Things get slightly more tricky on the other side, that is, between the
endpoint function and the caller. Fortunately, FastAPI offers the
StreamingResponse
construct that makes it possible to "consume" a generator
and return its components as a "Chunked" type of response.
The client will still receive a full response (and will be able to start
processing it once it is there in full), but never throughout the live of
the request will there be "the full thing" on the API side.
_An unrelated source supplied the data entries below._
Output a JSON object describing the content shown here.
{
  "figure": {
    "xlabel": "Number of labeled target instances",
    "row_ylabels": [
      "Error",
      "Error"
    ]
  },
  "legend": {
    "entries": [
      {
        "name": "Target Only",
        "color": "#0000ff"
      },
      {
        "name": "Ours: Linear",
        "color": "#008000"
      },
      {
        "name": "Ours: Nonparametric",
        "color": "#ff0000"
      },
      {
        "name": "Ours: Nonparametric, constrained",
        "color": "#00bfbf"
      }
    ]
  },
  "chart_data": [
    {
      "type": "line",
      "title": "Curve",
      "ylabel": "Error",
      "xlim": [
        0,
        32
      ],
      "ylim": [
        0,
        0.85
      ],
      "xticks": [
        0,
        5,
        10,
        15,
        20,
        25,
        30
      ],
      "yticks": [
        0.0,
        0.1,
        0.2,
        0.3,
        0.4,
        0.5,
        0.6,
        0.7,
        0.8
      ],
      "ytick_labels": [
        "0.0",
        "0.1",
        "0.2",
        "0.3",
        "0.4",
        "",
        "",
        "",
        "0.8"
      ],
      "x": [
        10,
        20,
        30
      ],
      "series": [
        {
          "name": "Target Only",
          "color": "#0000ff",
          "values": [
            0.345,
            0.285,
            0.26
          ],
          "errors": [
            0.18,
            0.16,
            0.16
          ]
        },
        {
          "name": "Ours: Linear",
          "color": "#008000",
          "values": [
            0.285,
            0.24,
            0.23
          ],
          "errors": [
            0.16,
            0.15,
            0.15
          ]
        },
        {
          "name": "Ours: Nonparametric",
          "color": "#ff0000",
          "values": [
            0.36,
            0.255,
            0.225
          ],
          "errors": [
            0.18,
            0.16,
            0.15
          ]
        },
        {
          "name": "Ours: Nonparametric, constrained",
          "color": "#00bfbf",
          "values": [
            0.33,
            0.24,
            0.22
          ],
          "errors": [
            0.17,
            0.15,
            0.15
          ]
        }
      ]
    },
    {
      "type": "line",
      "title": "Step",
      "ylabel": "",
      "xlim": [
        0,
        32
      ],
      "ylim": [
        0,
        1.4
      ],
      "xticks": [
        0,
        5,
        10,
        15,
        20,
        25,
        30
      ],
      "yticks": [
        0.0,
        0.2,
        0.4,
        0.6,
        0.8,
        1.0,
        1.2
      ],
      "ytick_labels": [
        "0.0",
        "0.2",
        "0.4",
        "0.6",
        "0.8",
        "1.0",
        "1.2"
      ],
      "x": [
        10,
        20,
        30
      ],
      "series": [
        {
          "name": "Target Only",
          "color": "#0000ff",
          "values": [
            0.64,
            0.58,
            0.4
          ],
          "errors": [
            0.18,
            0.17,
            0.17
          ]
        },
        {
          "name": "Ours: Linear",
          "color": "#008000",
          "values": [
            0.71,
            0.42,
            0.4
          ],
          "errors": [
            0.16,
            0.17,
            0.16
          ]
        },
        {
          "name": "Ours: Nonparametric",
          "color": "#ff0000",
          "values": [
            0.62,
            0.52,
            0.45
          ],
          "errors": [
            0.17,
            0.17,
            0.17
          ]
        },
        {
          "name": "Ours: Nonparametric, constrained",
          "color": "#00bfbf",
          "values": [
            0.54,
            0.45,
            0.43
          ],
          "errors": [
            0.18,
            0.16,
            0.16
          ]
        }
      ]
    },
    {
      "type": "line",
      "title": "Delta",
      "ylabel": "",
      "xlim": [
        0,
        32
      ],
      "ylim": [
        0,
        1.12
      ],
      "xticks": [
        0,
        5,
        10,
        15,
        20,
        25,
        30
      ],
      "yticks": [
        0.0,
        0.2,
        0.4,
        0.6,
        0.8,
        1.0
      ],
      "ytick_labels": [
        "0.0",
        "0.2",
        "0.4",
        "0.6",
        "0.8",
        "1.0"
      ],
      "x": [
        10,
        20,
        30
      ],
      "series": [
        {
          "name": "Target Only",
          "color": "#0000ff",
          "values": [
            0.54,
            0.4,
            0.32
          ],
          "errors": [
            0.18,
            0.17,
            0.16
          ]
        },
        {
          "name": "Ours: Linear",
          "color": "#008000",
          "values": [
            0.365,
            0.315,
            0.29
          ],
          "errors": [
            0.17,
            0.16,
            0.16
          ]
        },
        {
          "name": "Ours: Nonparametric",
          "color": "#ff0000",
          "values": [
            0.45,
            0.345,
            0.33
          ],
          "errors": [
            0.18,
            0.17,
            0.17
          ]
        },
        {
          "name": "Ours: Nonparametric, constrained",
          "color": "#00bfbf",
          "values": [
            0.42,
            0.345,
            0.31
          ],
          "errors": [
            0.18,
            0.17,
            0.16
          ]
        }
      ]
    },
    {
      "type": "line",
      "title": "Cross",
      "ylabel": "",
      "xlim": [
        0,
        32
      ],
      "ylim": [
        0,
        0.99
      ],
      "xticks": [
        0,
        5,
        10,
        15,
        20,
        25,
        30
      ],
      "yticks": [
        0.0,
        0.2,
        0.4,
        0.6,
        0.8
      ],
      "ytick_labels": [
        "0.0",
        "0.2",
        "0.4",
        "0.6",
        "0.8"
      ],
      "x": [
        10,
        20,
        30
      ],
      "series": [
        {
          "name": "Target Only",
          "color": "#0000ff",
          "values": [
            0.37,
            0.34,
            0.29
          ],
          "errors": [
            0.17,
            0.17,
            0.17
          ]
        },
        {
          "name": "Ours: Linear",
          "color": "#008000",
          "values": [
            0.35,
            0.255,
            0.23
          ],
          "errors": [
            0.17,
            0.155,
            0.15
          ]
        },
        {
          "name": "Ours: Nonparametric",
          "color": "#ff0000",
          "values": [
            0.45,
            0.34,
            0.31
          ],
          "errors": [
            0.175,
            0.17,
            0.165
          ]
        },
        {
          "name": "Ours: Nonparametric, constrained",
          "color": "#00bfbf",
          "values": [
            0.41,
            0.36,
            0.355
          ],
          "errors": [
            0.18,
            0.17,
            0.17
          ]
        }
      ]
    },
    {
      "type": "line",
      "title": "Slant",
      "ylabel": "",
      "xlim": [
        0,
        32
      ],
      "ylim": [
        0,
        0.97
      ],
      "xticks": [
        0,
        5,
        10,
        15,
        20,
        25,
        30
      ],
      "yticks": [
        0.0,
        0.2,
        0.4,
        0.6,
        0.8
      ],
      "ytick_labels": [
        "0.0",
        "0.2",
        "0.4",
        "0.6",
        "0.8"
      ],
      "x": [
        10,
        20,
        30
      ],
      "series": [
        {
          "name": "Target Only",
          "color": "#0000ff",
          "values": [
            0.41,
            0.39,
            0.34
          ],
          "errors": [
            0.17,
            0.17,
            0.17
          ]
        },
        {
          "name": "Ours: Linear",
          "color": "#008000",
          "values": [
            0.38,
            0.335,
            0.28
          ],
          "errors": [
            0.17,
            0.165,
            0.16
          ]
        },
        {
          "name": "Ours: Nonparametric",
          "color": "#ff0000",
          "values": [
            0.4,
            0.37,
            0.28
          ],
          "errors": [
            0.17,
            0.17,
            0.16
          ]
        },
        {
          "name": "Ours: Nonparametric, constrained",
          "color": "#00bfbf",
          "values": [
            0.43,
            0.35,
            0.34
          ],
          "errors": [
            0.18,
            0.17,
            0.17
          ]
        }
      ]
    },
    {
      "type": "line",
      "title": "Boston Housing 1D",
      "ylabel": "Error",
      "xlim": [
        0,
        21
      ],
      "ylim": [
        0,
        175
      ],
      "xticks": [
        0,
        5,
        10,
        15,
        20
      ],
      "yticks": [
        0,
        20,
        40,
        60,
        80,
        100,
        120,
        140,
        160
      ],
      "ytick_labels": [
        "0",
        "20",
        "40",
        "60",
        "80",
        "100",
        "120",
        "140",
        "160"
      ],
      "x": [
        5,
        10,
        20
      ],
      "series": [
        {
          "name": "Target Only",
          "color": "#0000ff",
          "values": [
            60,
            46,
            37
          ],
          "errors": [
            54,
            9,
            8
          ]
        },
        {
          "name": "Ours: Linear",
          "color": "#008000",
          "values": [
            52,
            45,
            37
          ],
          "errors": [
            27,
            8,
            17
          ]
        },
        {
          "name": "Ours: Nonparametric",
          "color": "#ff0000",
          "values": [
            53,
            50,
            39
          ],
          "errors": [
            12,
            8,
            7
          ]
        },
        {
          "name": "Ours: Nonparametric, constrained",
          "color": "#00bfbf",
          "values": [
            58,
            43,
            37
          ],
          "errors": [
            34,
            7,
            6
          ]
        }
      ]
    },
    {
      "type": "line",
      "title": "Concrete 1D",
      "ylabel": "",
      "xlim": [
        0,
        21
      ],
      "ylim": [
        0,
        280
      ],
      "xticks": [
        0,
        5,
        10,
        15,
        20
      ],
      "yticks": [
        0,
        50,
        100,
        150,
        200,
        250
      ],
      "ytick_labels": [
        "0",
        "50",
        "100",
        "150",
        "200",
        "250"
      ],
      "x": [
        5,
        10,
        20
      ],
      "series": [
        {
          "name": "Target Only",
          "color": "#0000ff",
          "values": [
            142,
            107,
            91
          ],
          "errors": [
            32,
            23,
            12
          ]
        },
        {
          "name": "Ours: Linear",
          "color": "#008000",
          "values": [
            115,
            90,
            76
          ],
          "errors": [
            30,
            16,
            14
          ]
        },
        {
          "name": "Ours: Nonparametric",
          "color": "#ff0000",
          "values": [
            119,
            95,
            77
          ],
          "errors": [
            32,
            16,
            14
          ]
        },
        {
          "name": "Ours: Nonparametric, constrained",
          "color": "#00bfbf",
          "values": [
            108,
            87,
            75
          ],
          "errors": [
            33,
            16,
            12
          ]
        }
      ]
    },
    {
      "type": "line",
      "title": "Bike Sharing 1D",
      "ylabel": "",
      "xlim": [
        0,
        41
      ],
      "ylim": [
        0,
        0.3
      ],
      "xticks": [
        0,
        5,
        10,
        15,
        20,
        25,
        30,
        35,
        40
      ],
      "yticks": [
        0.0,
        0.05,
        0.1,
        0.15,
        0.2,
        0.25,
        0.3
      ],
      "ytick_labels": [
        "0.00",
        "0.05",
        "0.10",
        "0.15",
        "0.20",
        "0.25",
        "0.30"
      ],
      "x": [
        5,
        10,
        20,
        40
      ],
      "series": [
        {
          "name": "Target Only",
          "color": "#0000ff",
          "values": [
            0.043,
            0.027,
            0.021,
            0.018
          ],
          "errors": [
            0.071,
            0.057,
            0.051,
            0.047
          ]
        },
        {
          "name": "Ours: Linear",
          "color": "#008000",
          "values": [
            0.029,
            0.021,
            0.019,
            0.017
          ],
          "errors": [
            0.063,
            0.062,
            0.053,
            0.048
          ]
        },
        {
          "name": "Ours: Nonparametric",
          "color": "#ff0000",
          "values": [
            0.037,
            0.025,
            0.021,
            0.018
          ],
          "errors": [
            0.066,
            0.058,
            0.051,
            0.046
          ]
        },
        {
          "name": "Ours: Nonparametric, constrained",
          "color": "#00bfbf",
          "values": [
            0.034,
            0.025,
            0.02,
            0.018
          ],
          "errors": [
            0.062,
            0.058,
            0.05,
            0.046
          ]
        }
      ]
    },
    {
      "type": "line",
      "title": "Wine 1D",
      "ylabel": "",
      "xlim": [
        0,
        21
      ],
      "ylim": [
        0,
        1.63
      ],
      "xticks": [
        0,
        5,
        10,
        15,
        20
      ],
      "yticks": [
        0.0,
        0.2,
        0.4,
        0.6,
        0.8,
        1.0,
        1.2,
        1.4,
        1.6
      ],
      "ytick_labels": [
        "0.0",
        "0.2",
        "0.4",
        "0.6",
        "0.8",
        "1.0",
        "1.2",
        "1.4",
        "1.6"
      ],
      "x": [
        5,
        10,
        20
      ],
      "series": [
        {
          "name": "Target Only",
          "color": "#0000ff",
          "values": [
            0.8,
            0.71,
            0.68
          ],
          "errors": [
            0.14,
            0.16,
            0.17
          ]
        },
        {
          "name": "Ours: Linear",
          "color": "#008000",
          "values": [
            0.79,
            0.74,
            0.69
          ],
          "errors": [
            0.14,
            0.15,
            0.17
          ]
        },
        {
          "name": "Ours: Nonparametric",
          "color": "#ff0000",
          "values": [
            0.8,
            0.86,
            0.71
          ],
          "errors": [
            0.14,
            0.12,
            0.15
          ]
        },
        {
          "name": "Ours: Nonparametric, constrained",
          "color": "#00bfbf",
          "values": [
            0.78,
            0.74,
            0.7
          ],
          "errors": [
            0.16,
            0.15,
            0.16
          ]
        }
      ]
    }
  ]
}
But beware: in this case, the endpoint function will need to manually construct
"pieces of a syntactically valid JSON". In the sample app, this is achieved
by a format_streaming_response
function which takes care
of the opening/closing square brackets for a list and of the correct placement
of the commas. In practice, this function makes a generator over homogeneous
items into a generator returning something like (row-by-row; note the commas):
1. [
2. {"a": 1, "b": 100}
3. ,{"a": 2, "b": 200}
4. ,{"a": 3, "b": 300}
5. ,{"a": 4, "b": 400}
6. ]
3. Reference application¶
You can clone the reference application coming with this page and run it in minutes, provided you have an Astra DB instance (click here to create one).
The setup instructions are outlined below: for more details, refer to the repo's README.
Setup¶
An Astra DB instance, with corresponding Token and Secure connect bundle, are required to run this app: make sure you have them at your disposal.
Once you cloned the repository, create the .env
file with the required secrets
and (preferrably in a Python virtual environment) install all dependencies
with pip install -r requirements.txt
.
In order to populate the database (table creation and insertion of sample rows),
you should run once the script python storage/db_initialize.py
. You are now
ready to run the API.
Run sample app¶
Running the API is as simple as
You can now issue requests to it. Look in the repo's README for example
requests, testing all provided endpoints, as curl
commands (of course
you can use any tool you like, such as Postman, to achieve the same effect).